WirtschaftsBlatt Kommentar vom 19.10.2005: Österreich wird keine Wunder wirken können - von Peter Muzik

Wien (OTS) - Na wenigstens scheinen die Briten noch heuer die geplante Chemikalienverordnung zu erledigen, sodass Österreich zumindest diese Sorge weniger hat. Allerdings warten genügend andere heisse Eisen, die in unserer EU-Ratspräsidentschaft im ersten Halbjahr 2006 anzupacken sind.
Beispielsweise die Finanzvorschau für die Jahre 2007 bis 2013 - ein besonders kniffliges Thema, das die Engländer bislang noch nicht wirklich angegangen sind. Auch vom Londoner Sondergipfel Ende Oktober sind diesbezüglich keine nennenswerten Fortschritte zu erwarten, geschweige denn so etwas wie ein Wunder.
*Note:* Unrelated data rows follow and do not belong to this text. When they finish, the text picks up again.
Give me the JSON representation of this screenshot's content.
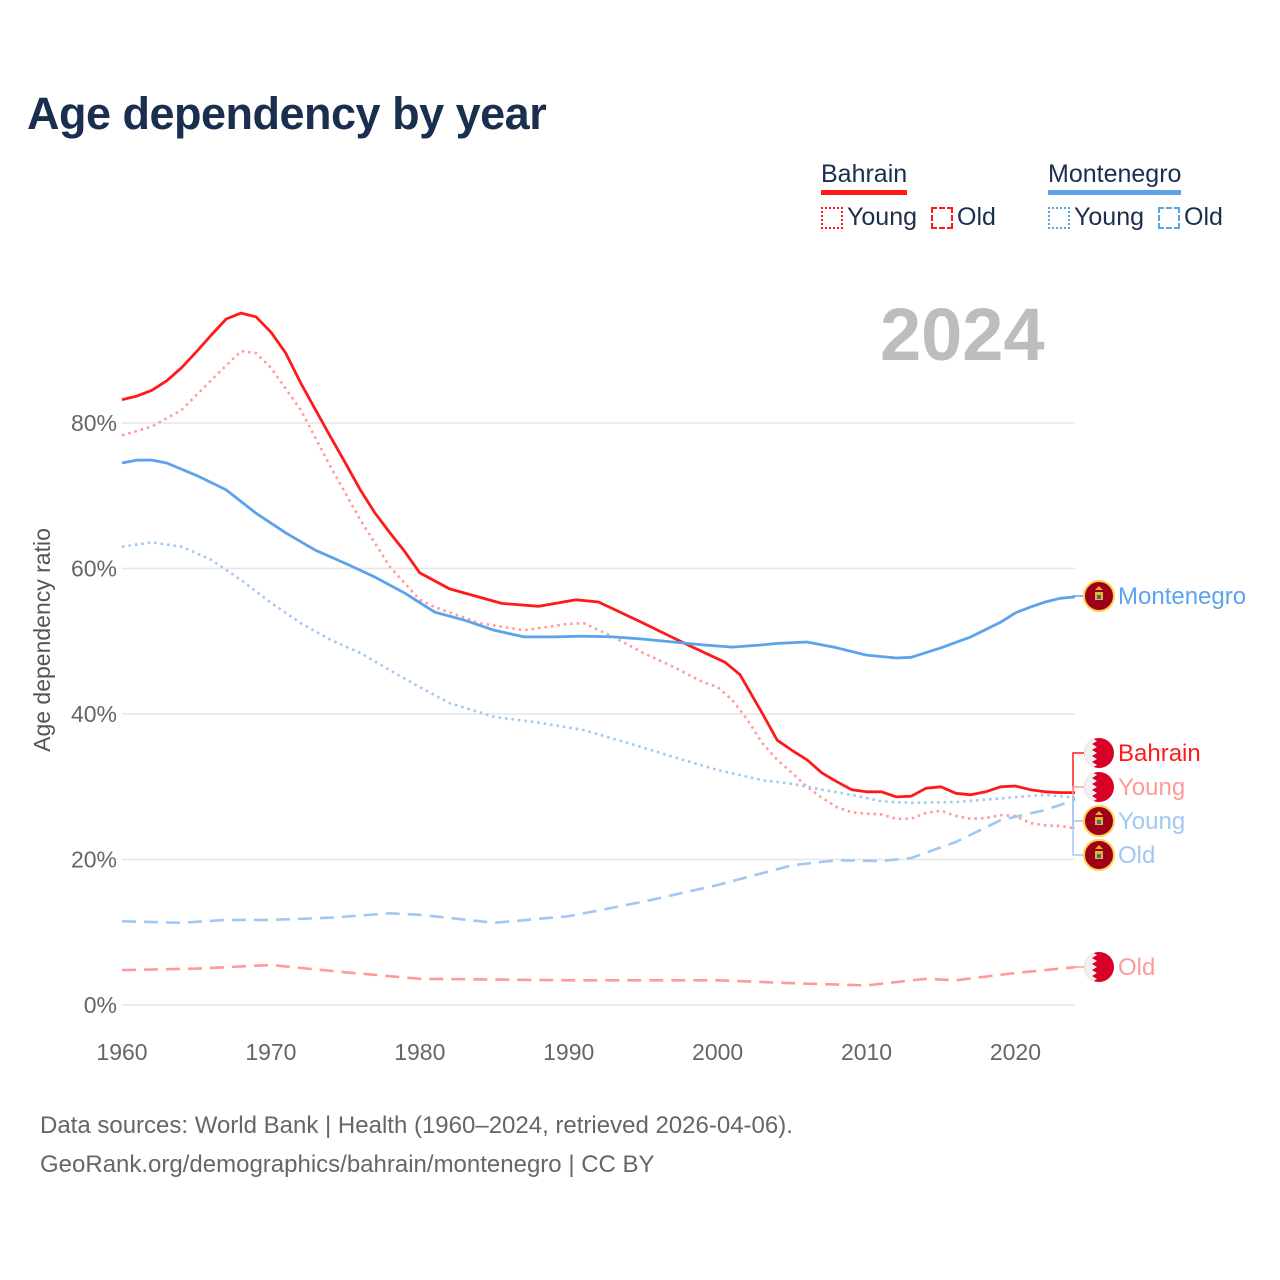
{
  "title": "Age dependency by year",
  "current_year": "2024",
  "legend": {
    "groups": [
      {
        "country": "Bahrain",
        "color": "#ff1a1a",
        "light": "#ff9a9a",
        "young": "Young",
        "old": "Old"
      },
      {
        "country": "Montenegro",
        "color": "#5ba3ea",
        "light": "#a0c8f2",
        "young": "Young",
        "old": "Old"
      }
    ]
  },
  "footer": {
    "line1": "Data sources: World Bank | Health (1960–2024, retrieved 2026-04-06).",
    "line2": "GeoRank.org/demographics/bahrain/montenegro | CC BY"
  },
  "chart_data": {
    "type": "line",
    "title": "Age dependency by year",
    "xlabel": "",
    "ylabel": "Age dependency ratio",
    "xlim": [
      1960,
      2024
    ],
    "ylim": [
      0,
      100
    ],
    "x_ticks": [
      "1960",
      "1970",
      "1980",
      "1990",
      "2000",
      "2010",
      "2020"
    ],
    "y_ticks": [
      "0%",
      "20%",
      "40%",
      "60%",
      "80%"
    ],
    "grid": true,
    "series": [
      {
        "name": "Bahrain",
        "label": "Bahrain",
        "style": "solid",
        "color": "#ff1a1a",
        "x": [
          1960,
          1961,
          1962,
          1963,
          1964,
          1965,
          1966,
          1967,
          1968,
          1969,
          1970,
          1971,
          1972,
          1973,
          1974,
          1975,
          1976,
          1977,
          1978,
          1979,
          1980,
          1982,
          1985.5,
          1988,
          1990.5,
          1992,
          1995,
          1998,
          2000.5,
          2001.5,
          2003,
          2004,
          2005,
          2006,
          2007,
          2008,
          2009,
          2010,
          2011,
          2012,
          2013,
          2014,
          2015,
          2016,
          2017,
          2018,
          2019,
          2020,
          2021,
          2022,
          2023,
          2024
        ],
        "values": [
          83.2,
          83.7,
          84.5,
          85.8,
          87.6,
          89.8,
          92.1,
          94.3,
          95.1,
          94.6,
          92.5,
          89.6,
          85.5,
          81.8,
          78.1,
          74.5,
          70.8,
          67.6,
          64.9,
          62.3,
          59.4,
          57.2,
          55.2,
          54.8,
          55.7,
          55.4,
          52.5,
          49.5,
          47.1,
          45.4,
          40.1,
          36.4,
          35.0,
          33.7,
          31.9,
          30.7,
          29.6,
          29.3,
          29.3,
          28.6,
          28.7,
          29.8,
          30.0,
          29.1,
          28.9,
          29.3,
          30.0,
          30.1,
          29.6,
          29.3,
          29.2,
          29.2
        ]
      },
      {
        "name": "Bahrain Young",
        "label": "Young",
        "style": "dotted",
        "color": "#ff9a9a",
        "x": [
          1960,
          1962,
          1964,
          1966,
          1968,
          1969,
          1970,
          1972,
          1974,
          1976,
          1978,
          1980,
          1981,
          1984,
          1987,
          1990,
          1991,
          1993,
          1995,
          1997,
          1999,
          2000,
          2001,
          2002,
          2003,
          2004,
          2005,
          2006,
          2007,
          2008,
          2009,
          2010,
          2011,
          2012,
          2013,
          2014,
          2015,
          2016,
          2017,
          2018,
          2019,
          2020,
          2021,
          2022,
          2023,
          2024
        ],
        "values": [
          78.3,
          79.5,
          81.8,
          85.9,
          89.9,
          89.6,
          87.6,
          81.8,
          74.0,
          66.7,
          60.2,
          55.7,
          54.7,
          52.5,
          51.5,
          52.4,
          52.5,
          50.6,
          48.4,
          46.5,
          44.4,
          43.7,
          41.9,
          39.2,
          36.0,
          33.7,
          31.9,
          30.0,
          28.5,
          27.2,
          26.5,
          26.3,
          26.2,
          25.6,
          25.6,
          26.4,
          26.7,
          26.0,
          25.6,
          25.7,
          26.1,
          26.0,
          25.0,
          24.7,
          24.6,
          24.3
        ]
      },
      {
        "name": "Bahrain Old",
        "label": "Old",
        "style": "dashed",
        "color": "#ff9a9a",
        "x": [
          1960,
          1965,
          1970,
          1975,
          1980,
          1990,
          2000,
          2005,
          2010,
          2014,
          2016,
          2020,
          2024
        ],
        "values": [
          4.8,
          5.0,
          5.5,
          4.5,
          3.6,
          3.4,
          3.4,
          3.0,
          2.7,
          3.6,
          3.4,
          4.4,
          5.2
        ]
      },
      {
        "name": "Montenegro",
        "label": "Montenegro",
        "style": "solid",
        "color": "#5ba3ea",
        "x": [
          1960,
          1961,
          1962,
          1963,
          1965,
          1967,
          1969,
          1971,
          1973,
          1975,
          1977,
          1979,
          1980,
          1981,
          1983,
          1985,
          1987,
          1989,
          1991,
          1993,
          1995,
          1997,
          1999,
          2001,
          2003,
          2004,
          2006,
          2008,
          2010,
          2012,
          2013,
          2015,
          2017,
          2019,
          2020,
          2021,
          2022,
          2023,
          2024
        ],
        "values": [
          74.5,
          74.9,
          74.9,
          74.5,
          72.8,
          70.8,
          67.6,
          64.9,
          62.5,
          60.7,
          58.8,
          56.6,
          55.3,
          54.0,
          52.9,
          51.5,
          50.6,
          50.6,
          50.7,
          50.6,
          50.3,
          49.9,
          49.5,
          49.2,
          49.5,
          49.7,
          49.9,
          49.1,
          48.1,
          47.7,
          47.8,
          49.1,
          50.6,
          52.6,
          53.9,
          54.7,
          55.4,
          55.9,
          56.1
        ]
      },
      {
        "name": "Montenegro Young",
        "label": "Young",
        "style": "dotted",
        "color": "#a0c8f2",
        "x": [
          1960,
          1962,
          1964,
          1966,
          1968,
          1970,
          1972,
          1974,
          1976,
          1978,
          1980,
          1982,
          1985,
          1988,
          1991,
          1994,
          1997,
          2000,
          2003,
          2005,
          2007,
          2009,
          2011,
          2013,
          2016,
          2019,
          2022,
          2024
        ],
        "values": [
          63.0,
          63.6,
          63.0,
          61.2,
          58.4,
          55.3,
          52.5,
          50.2,
          48.4,
          46.0,
          43.7,
          41.5,
          39.6,
          38.8,
          37.8,
          36.0,
          34.1,
          32.3,
          30.9,
          30.4,
          29.6,
          28.9,
          28.0,
          27.8,
          27.9,
          28.4,
          28.9,
          28.5
        ]
      },
      {
        "name": "Montenegro Old",
        "label": "Old",
        "style": "dashed",
        "color": "#a0c8f2",
        "x": [
          1960,
          1964,
          1967,
          1970,
          1974,
          1978,
          1980,
          1985,
          1990,
          1995,
          2000,
          2005,
          2008,
          2011,
          2013,
          2016,
          2019,
          2022,
          2024
        ],
        "values": [
          11.5,
          11.3,
          11.7,
          11.7,
          12.0,
          12.6,
          12.4,
          11.3,
          12.2,
          14.2,
          16.5,
          19.2,
          19.9,
          19.8,
          20.2,
          22.4,
          25.4,
          26.8,
          28.2
        ]
      }
    ]
  }
}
Oder die heikle Dienstleistungs-Richtlinie, bei der eine Einigung immer noch in weiter Ferne ist. Tony Blair hat sein Ziel, den Streit um die Liberalisierung am Dienstleistungsmarkt zu beenden, eindeutig verfehlt. Jetzt werden unter österreichischem EU-Vorsitz zahl- und endlose Sitzungen erforderlich sein, um in dieser Causa die ersehnte Annäherung zu schaffen.
Weiters sollte es unter Österreichs Regie darum gehen, das 7. Rahmenprogramm für Forschung und technologische Entwicklung abzuschliessen sowie eine neue Generation der Bildungsprogramme zu kreieren - zwei extrem wichtige Themen.
Schliesslich wird sich Österreich in der ersten Hälfte des kommenden Jahres auch mit der auf Eis gelegten europäischen Verfassung auseinander setzen müssen - jenem Knackpunkt, an dem die momentane EU-Krise am stärksten festzumachen ist.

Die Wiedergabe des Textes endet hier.